Describe thrombin time.

Answer 65

Measures the time it takes for fibrinogen to form fibrin.

Question 66

Define D-dimer.

Answer 66

Useful predictor of recent clot formation as its the product of fibrinolysis.

Question 67

Define thrombocytopenia.

Answer 67

Deficiency of platelets in blood.
Primary thrombocytopenia - unknown reason.
Immune thrombocytopenia- antibodies to GPIIb/IIIa or GPIb/IX.

Question 68

What is the clinical feature of immune thrombocytopenia?

Answer 68

Mild ITP - small haemorrhages - petechia (appears as rash).

Severe ITP - extensive haematoma and cerebral haemorrhage.

Question 69

Define Glanzmann’s thrombasthenia.

Answer 69

Autosomal recessive bleeding syndrome - affects megakaryocytic lineage.
Lack of platelet aggregation.
Due to nonsense mutations affecting GPIIb/IIIa.

Question 70

What are the clinical features of Glanzmann’s thrombasthenia?

Answer 70

Bleeding gums to severe haemorrhage.

Question 71

Define haemophilia.

Answer 71

Recessive sex-linked X-chromosome disorder.

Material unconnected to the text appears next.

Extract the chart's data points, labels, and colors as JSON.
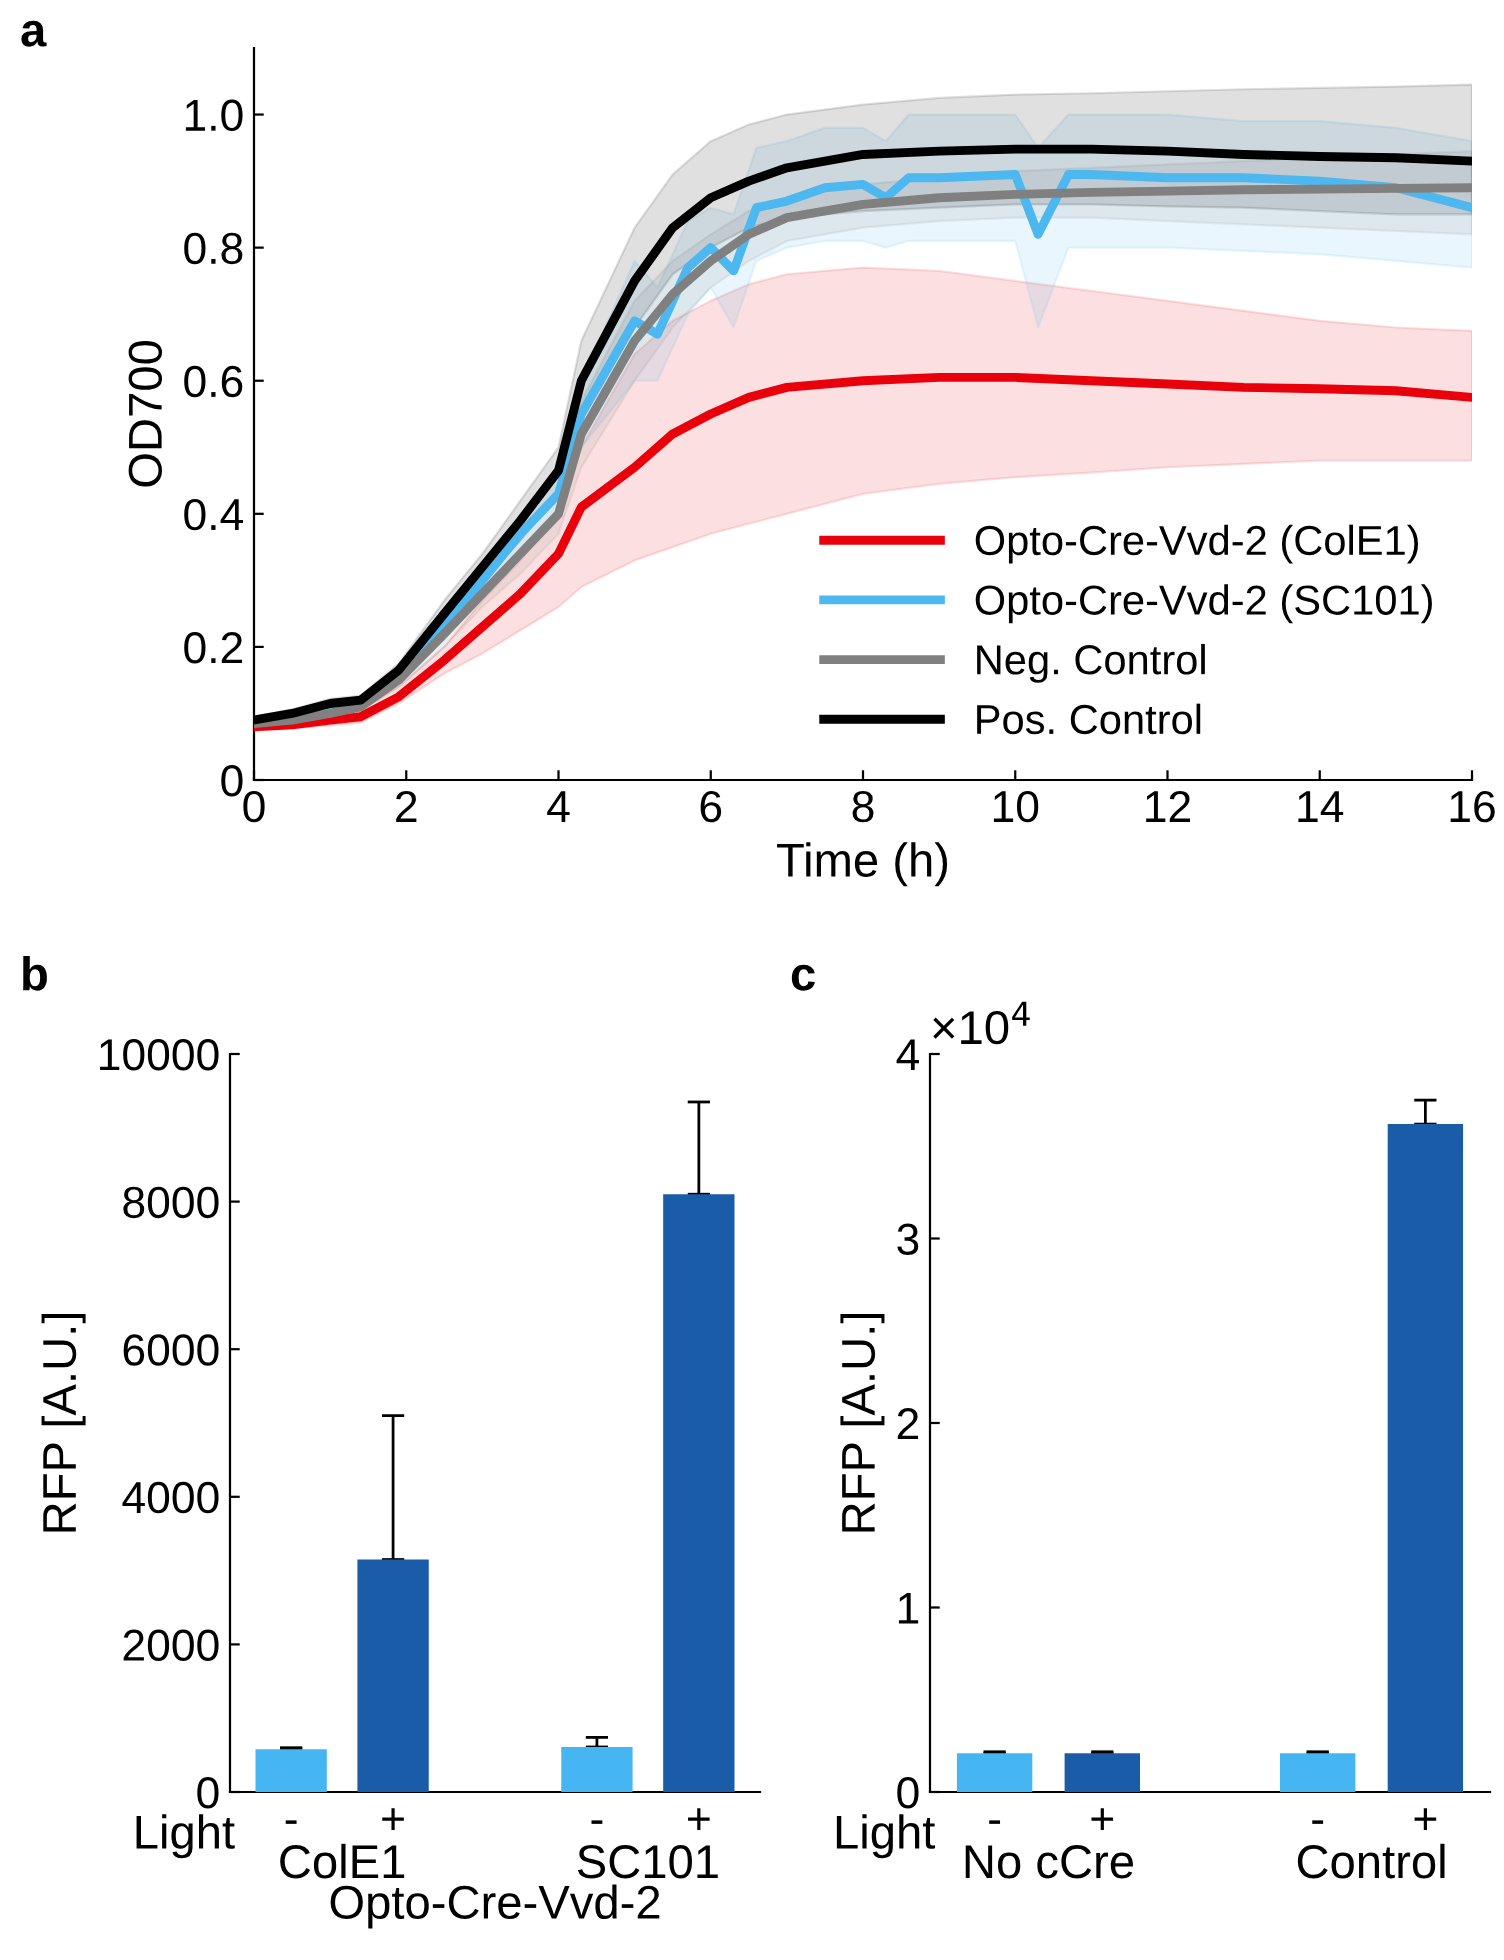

Haemophilia A - deficiency in factor 8.
Haemophilia B - deficiency in factor 9.

Question 72

What is the mech of action of aspirin?

Answer 72

Inhibits platelet cyclooxygenase - key enzyme in thromboxane A2 generation -> potent anti-platelet agent.
Effects lasts for the life of platelet.

Used in ischaemic stroke, TIA, angina, MI.

Question 73

What is the mech of action of clopidogrel?

Answer 73

ADP receptor antagonist.

Prevents blockage of coronary arterial stent.

Question 74

What is the mech of action of heparin?

Answer 74

Binds antithrombin III - activating it -> which inhibits thrombin and factor 10a (UFH).
LMW heparin only inactivates factor 10a.

Question 75

What is the mech of action of warfarin?

Answer 75

Vitamin K antagonist.
Many clotting factors (3, 7, 9, 10) rely on reduced form of vitamin K (KH2) for carboxylation of glutamic residues.
Warfarin blocks the reformation of KH2 from the oxidised form so reducing clotting factor formation.

Question 76

What is the mech of action of thrombin inhibitors?

Answer 76

Directly inhibit thrombin so it can’t be used in coagulation cascade.